Politik

Assad droht Todesstrafe: Urteil aus Syrien

Todesurteil gegen Assad: Syriens Ex-Machthaber soll für Folter und Mord büßen – doch Russland schützt ihn weiter.

11.08.2026, 10:56 Uhr

Ein syrisches Gericht hat den gestürzten Präsidenten Baschar al-Assad in Abwesenheit zum Tode verurteilt. Vorgeworfen werden ihm unter anderem vorsätzlicher Mord an mehreren Menschen, Folter, willkürliche Inhaftierungen und Verbrechen gegen die Menschlichkeit. Assad hält sich derzeit in Russland auf; eine Auslieferung an Syrien ist bislang nicht erfolgt.

Das Urteil des vierten Strafgerichts in der Hauptstadt Damaskus wurde live im syrischen Staatsfernsehen verlesen.

Neben Assad wurde auch sein Cousin Atef Nadschib zum Tode verurteilt. Der frühere Sicherheitschef der südlichen Stadt Daraa soll laut Anklage unter anderem für systematischen Massenmord und willkürliche Festnahmen verantwortlich sein. Nadschib zählt zu den wenigen Schlüsselfiguren der früheren Assad-Regierung, die sich überhaupt in Syrien vor Gericht verantworten müssen.

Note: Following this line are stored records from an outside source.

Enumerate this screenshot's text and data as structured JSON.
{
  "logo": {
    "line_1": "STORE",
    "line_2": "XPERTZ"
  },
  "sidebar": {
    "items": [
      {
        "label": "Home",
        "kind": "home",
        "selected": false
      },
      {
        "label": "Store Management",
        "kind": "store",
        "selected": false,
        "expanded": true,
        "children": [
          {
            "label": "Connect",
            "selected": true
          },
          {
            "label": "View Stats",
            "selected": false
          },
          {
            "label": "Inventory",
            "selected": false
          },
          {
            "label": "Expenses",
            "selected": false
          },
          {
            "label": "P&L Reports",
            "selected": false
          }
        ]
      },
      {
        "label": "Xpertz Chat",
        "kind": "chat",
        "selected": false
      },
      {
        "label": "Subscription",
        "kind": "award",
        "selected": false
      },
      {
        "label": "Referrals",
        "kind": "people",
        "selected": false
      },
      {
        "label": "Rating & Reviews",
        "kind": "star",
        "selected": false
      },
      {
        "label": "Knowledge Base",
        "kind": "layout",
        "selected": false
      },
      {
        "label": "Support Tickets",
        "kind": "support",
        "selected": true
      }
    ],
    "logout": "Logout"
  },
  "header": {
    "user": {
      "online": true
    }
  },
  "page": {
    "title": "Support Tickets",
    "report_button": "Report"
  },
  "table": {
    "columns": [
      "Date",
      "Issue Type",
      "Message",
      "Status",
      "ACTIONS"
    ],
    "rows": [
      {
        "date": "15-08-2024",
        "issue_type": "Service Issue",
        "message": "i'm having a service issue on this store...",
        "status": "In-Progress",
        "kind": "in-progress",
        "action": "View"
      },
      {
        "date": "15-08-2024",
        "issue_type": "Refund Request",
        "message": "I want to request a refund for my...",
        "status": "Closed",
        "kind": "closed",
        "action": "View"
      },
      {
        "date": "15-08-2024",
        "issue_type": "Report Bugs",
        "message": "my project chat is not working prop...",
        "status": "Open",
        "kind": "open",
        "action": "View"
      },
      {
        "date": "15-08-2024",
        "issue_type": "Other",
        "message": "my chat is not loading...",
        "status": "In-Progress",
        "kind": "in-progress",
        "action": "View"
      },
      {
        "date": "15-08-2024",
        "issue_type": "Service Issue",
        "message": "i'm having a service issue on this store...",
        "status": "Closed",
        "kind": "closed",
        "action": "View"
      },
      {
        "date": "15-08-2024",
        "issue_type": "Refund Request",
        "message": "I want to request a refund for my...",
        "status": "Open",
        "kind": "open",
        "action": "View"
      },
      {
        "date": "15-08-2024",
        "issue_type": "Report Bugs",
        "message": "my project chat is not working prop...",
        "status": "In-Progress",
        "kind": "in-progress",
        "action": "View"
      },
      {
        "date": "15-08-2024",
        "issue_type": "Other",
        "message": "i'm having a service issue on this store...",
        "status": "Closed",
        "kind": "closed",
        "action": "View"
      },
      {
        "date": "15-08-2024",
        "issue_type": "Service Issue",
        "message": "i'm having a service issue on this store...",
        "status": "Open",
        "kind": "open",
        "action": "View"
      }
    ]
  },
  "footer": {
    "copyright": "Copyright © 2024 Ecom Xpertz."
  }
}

In Daraa hatten 2011 die zunächst friedlichen Proteste gegen Assad begonnen. Auslöser war damals die Festnahme von Jugendlichen, die regierungskritische Graffiti an die Wände ihrer Schule gesprüht hatten. Daraus entwickelte sich der fast 14 Jahre dauernde Bürgerkrieg.

Jubel vor dem Gerichtsgebäude

Auch Assads Bruder Mahir al-Assad sowie weitere Vertreter der gestürzten Regierung wurden in Abwesenheit zum Tode verurteilt. Ihnen werden vorsätzlicher und geplanter Mord sowie Folter mit Todesfolge zur Last gelegt.

Während der Urteilsverkündung versammelten sich Dutzende Menschen vor dem Justizpalast in Damaskus. Nach dem Todesurteil gegen Nadschib kam es dort nach Angaben eines dpa-Reporters zu Jubel und Freudenschreien. Einige Menschen hielten Bilder von Personen hoch, deren Tod Nadschib vorgeworfen wird. Auch aus Daraa wurden Freudenbekundungen gemeldet.

Die Prozesse sind Teil einer Reihe von Verfahren gegen prominente Vertreter der früheren syrischen Führung. Als eine Rebellenallianz im Dezember 2024 kurz vor Damaskus stand, floh Assad mit seiner Familie nach Russland. Berichten zufolge setzte sich auch sein jüngerer Bruder Mahir, der als besonders brutal gilt, nach Moskau ab.

Eine Vollstreckung der verhängten Strafen erscheint derzeit jedoch unwahrscheinlich. Sollten die Verurteilten eines Tages gefasst oder ausgeliefert werden, drohen ihnen in Damaskus entweder der unmittelbare Strafvollzug oder ein neues Verfahren.